Although many different types of oils can be used to make biodiesel (including soybean, rapeseed, mustard, flax, sunflower, & palm oils) spent coffee grounds contain up to 20% of oil by weight, which is a comparable and sometimes higher yield than other feedstock.   Coffee-based fuel was found to be more stable than other biodiesels due to high antioxidant content and after oil extraction, the leftover grounds can still be converted to ethanol or used as garden compost.   It’s projected that 340 million gallons of biodiesel fuel can be extracted from the used grounds of the more than 16 billion pounds of coffee that’s produced globally per year.

I especially like how this closes the lifecycle loop on coffee beans:   First they’re used for brewing coffee; next as a source of oil for fuel; and finally as an organic fertilizer — which, in theory, could be used in growing more beans!

As if all that weren’t enough, this fuel reportedly even smells like…   brewed coffee!   So enjoy that latté — it may actually be good for the planet!

Related Trivia:
Ever wonder where the expression "cup of Joe" came from?   After Secretary of the Navy Josephus Daniels banned alcoholic beverages on bases & aboard ships in July 1914, disgruntled sailors began calling coffee (their next best substitute for booze) by the sarcastic nickname “Joe.”
 

A Cure for Starbucks Stagefright

Starbucks logoYou know how it is… You’re waiting in line at Starbucks and the self-appointed “guru of the ground roast” in front of you is rattling off the order for his signature morning java fix, “Double-tall, non-fat, half-caf, sugar-free vanilla, extra-dry cappuccino with caramel drizzle.”

What?!!

Not only do you not have a clue what half of what he just said even means, but most of the terminology defies conventional use of these words in the English language. Oh sure, Starbucks has little information booklets on the counter to help newbies learn how to order, but you don’t want to be the doofus standing around reading while everyone else is already enjoying their awesome drink, do ya?

RTFM? No way!

Your turn at the counter comes up, the ultra-hip barista eager to take your order, but you just freeze. Yup, you’ve got Starbucks Stagefright.

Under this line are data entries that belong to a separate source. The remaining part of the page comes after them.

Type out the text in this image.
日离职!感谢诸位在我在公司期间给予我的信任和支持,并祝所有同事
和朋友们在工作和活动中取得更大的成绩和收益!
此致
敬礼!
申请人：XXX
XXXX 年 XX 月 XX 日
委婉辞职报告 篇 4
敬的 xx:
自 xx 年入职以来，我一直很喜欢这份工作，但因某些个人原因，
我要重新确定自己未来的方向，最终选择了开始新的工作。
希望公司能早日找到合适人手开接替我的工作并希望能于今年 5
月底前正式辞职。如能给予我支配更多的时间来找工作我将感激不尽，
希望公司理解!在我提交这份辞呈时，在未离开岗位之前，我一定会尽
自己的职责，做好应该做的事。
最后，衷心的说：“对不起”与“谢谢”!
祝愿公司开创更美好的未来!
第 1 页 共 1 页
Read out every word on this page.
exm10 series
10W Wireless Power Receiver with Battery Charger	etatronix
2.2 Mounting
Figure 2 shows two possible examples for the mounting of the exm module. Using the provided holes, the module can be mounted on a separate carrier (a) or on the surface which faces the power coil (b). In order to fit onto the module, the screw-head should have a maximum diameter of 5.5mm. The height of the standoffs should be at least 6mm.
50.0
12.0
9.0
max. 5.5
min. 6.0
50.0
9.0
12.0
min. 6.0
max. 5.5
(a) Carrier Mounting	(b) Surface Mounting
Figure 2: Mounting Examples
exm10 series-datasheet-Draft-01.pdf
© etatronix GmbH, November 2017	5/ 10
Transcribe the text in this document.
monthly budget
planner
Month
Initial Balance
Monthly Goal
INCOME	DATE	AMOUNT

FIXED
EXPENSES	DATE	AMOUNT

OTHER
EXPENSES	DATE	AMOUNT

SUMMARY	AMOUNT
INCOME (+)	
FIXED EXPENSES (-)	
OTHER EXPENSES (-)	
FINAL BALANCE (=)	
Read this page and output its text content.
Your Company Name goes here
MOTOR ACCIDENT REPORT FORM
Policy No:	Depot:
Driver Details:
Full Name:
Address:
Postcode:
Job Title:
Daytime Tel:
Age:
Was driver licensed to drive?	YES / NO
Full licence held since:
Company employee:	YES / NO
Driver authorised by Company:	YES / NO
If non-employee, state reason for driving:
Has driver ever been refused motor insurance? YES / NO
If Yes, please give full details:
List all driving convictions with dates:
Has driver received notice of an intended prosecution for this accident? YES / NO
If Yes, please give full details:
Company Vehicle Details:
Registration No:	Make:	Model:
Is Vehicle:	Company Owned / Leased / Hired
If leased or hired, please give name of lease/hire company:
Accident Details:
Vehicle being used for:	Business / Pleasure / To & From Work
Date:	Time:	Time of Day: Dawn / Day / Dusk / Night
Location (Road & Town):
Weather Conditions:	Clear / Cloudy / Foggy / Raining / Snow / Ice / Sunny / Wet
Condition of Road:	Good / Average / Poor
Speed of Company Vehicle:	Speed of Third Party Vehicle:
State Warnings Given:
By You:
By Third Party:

If you often find yourself stumped at the Starbucks counter, jonesin’ for some awesome, self-indulgent beverage (cuz, after all, Starbucks is freakin’ delicious!), but clueless because you don’t know the secret code or have a decoder ring, there’s hope for you yet… wikiHow’s How to Order at Starbucks guide will educate you on all the proper lingo so you’ll be able to order drinks just like the cool kids.

As for me, I’ll take a “Grande, 2-Splenda, Sugar-free Vanilla Breve latte, extra hot!”

Java Junkies Beware…

Turns out that Starbucks may be America’s biggest drug pusher according to Roger Downey’s article in Seattle Weekly, This Is Your Brain on a Frappuccino. According to Downey:

The U.S. government allocates many billions of dollars a year to the War on Drugs, but it spends hardly a penny on the most insidious, most omnipresent psychoactive drug of all. I refer, of course, to caffeine (C8H10N4O2), the little alkaloid that made [Starbucks].

On Becoming a Starbucks Barista

I stayed home from work today with a very nasty sore throat and a mild antibiotic-induced buzz.   After sleeping straight thru most of the morning, I finally mustered the energy to check email & such.   Came across Natalie MacLean’s wonderfully descriptive article “Calling the Shots” on her introduction to life as a Starbucks barista:

The store is filled with the cacophony of caffeine: the whirr of grinders, the rap-rap-rap of metal tampers, the crinkle of coffee bags opening, the steam-locomotive hiss of the milk frothers, the clink of spoons against mugs and the sighs of customers taking their first sips. Two baristas stand in the steam between the grinding and espresso machines, pulling levers and pushing buttons. They look like characters in a Dickens factory.